Les menaces persistantes sur le détroit d'Ormuz obligent les producteurs de pétrole du Golfe à évaluer sérieusement la construction de nouveaux oléoducs pour contourner ce point de passage énergétique critique, une option coûteuse mais de plus en plus urgente à mesure que les conflits régionaux s'intensifient.
« Je sens un passage des discussions hypothétiques à la mise en œuvre pratique », a déclaré Maisoon Kafafy, conseillère principale du programme Moyen-Orient de l'Atlantic Council. « Tout le monde regarde la même carte et tire la même conclusion. »
Ce regain d'intérêt pour les itinéraires alternatifs intervient alors que les tensions entourant le détroit d'Ormuz renforcent les inquiétudes sur la sécurité des exportations d'énergie. L'Arabie saoudite évalue une extension de son oléoduc Est-Ouest existant ou le développement de nouvelles routes, tandis qu'Abou Dhabi disposerait d'un « plan de secours » pour un deuxième pipeline vers son port de Fujairah. Un nouvel oléoduc reproduisant le tracé Est-Ouest actuel de l'Arabie saoudite pourrait coûter au moins 5 milliards de dollars, tandis que des itinéraires multinationaux plus complexes pourraient atteindre 20 milliards de dollars.
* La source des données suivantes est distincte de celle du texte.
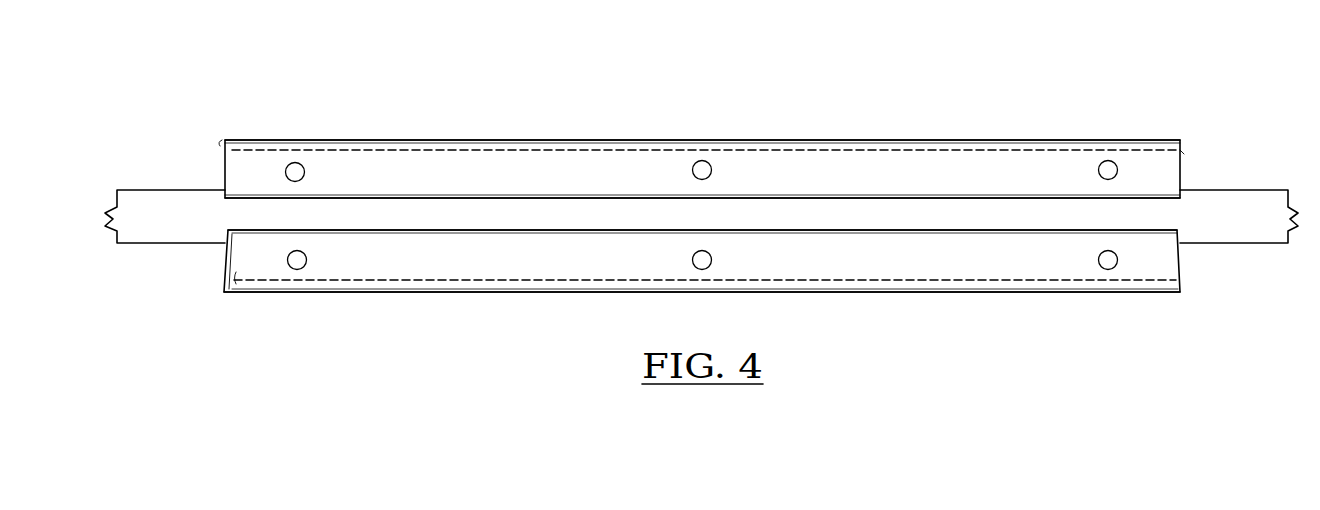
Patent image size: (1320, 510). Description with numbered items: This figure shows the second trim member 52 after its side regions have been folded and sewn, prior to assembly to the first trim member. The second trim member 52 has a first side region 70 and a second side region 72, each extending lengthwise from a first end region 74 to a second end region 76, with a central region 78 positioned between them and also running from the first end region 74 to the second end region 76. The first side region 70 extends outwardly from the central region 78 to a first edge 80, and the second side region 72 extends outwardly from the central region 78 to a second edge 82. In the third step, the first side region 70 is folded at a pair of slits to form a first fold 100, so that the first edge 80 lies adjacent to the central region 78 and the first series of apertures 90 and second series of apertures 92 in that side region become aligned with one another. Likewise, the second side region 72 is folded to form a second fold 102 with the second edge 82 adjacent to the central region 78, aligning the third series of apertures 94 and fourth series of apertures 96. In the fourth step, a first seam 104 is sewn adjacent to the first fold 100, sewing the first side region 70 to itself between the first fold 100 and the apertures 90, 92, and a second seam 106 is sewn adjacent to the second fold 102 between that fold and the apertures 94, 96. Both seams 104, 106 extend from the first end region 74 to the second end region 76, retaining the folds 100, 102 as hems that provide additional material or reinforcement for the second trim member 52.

The second trim member 52 is at (701, 218).
The first side region 70 is at (701, 136).
The second side region 72 is at (702, 297).
The first end region 74 is at (136, 166).
The second end region 76 is at (1266, 164).
The central region 78 is at (867, 215).
The first edge 80 is at (955, 199).
The second edge 82 is at (984, 232).
The first series of apertures 90 is at (680, 135).
The second series of apertures 92 is at (290, 163).
The third series of apertures 94 is at (680, 298).
The fourth series of apertures 96 is at (294, 270).
The first fold 100 is at (578, 140).
The second fold 102 is at (813, 292).
The first seam 104 is at (638, 150).
The second seam 106 is at (588, 283).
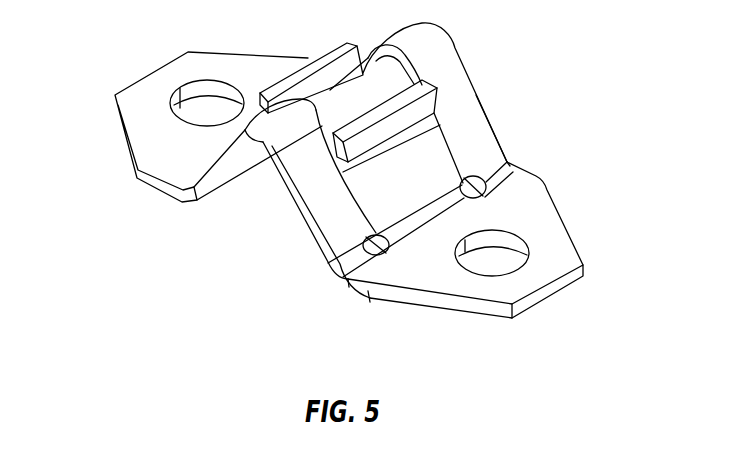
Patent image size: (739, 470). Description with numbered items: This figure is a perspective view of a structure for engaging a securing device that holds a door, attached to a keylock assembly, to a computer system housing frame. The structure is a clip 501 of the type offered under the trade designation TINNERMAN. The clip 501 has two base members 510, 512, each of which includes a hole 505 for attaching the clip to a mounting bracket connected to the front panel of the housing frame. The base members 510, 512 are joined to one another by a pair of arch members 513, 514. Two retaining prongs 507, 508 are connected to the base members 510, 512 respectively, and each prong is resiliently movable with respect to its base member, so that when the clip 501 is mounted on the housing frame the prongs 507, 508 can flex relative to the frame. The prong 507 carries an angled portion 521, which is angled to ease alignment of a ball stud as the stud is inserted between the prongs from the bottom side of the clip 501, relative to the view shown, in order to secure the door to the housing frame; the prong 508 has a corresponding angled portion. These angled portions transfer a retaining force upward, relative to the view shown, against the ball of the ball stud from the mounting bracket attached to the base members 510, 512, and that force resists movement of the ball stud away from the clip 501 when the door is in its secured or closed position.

The clip 501 is at (485, 83).
The hole 505 is at (510, 257).
The retaining prong 507 is at (420, 118).
The retaining prong 508 is at (328, 72).
The base member 510 is at (408, 280).
The base member 512 is at (148, 182).
The arch member 513 is at (287, 200).
The arch member 514 is at (497, 131).
The angled portion 521 is at (430, 185).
Ce recalcul stratégique souligne l'immense défi que représente la sécurisation des flux de pétrole en provenance d'une région qui reste le socle de l'approvisionnement énergétique mondial. Bien que les nouveaux pipelines offrent une solution à long terme pour réduire les risques d'une artère vitale de l'économie mondiale, ils présentent des obstacles financiers, sécuritaires et politiques redoutables qui ont jusqu'à présent maintenu de tels projets au stade de l'étude.
Le pipeline saoudien fait figure de précédent
Au centre de la discussion se trouve l'oléoduc Est-Ouest de l'Arabie saoudite, long de 1 200 kilomètres, construit pendant la phase de la « guerre des pétroliers » de la guerre Iran-Irak dans les années 1980. Le pipeline, qui peut transporter jusqu'à 7 millions de barils de brut par jour vers le port de Yanbu sur la mer Rouge, est aujourd'hui considéré comme une infrastructure stratégique visionnaire. Amin Nasser, PDG de Saudi Aramco, a récemment décrit l'oléoduc comme une « route majeure que la compagnie utilise actuellement pleinement ».
Avec une production quotidienne de l'Arabie saoudite d'environ 10,2 millions de barils, le royaume étudie activement comment exporter une plus grande part de son pétrole par voie terrestre. Cela inclut l'évaluation d'une nouvelle extension de la capacité de l'oléoduc Est-Ouest ou le tracé de parcours entièrement nouveaux évitant les eaux contrôlées par l'Iran.
Obstacles à un réseau de pipelines
Malgré l'incitation stratégique claire, la voie vers la construction de nouveaux oléoducs est semée d'embûches. Christopher Bush, PDG de Cat Group, estime que la simple reproduction de l'oléoduc Est-Ouest coûterait au moins 5 milliards de dollars aujourd'hui. Un réseau plus ambitieux traversant plusieurs pays comme l'Irak, la Jordanie ou la Turquie pourrait voir ses coûts s'envoler entre 15 et 20 milliards de dollars.
La sécurité constitue un autre défi majeur. Bush a noté la présence de munitions non explosées en Irak et la menace persistante des groupes armés. Une route sud vers les ports omanais nécessiterait de traverser des terrains désertiques et montagneux difficiles, et les ports eux-mêmes ne sont pas à l'abri des attaques, comme en témoigne une récente frappe de drone qui a brièvement fermé le port de Salalah.
La solution la plus résiliente, selon Kafafy, n'est pas une alternative unique mais « un réseau de corridors ». Cependant, elle reconnaît que c'est aussi le plus difficile à réaliser, nécessitant un niveau d'unité politique entre les États du Golfe qui a historiquement été insaisissable.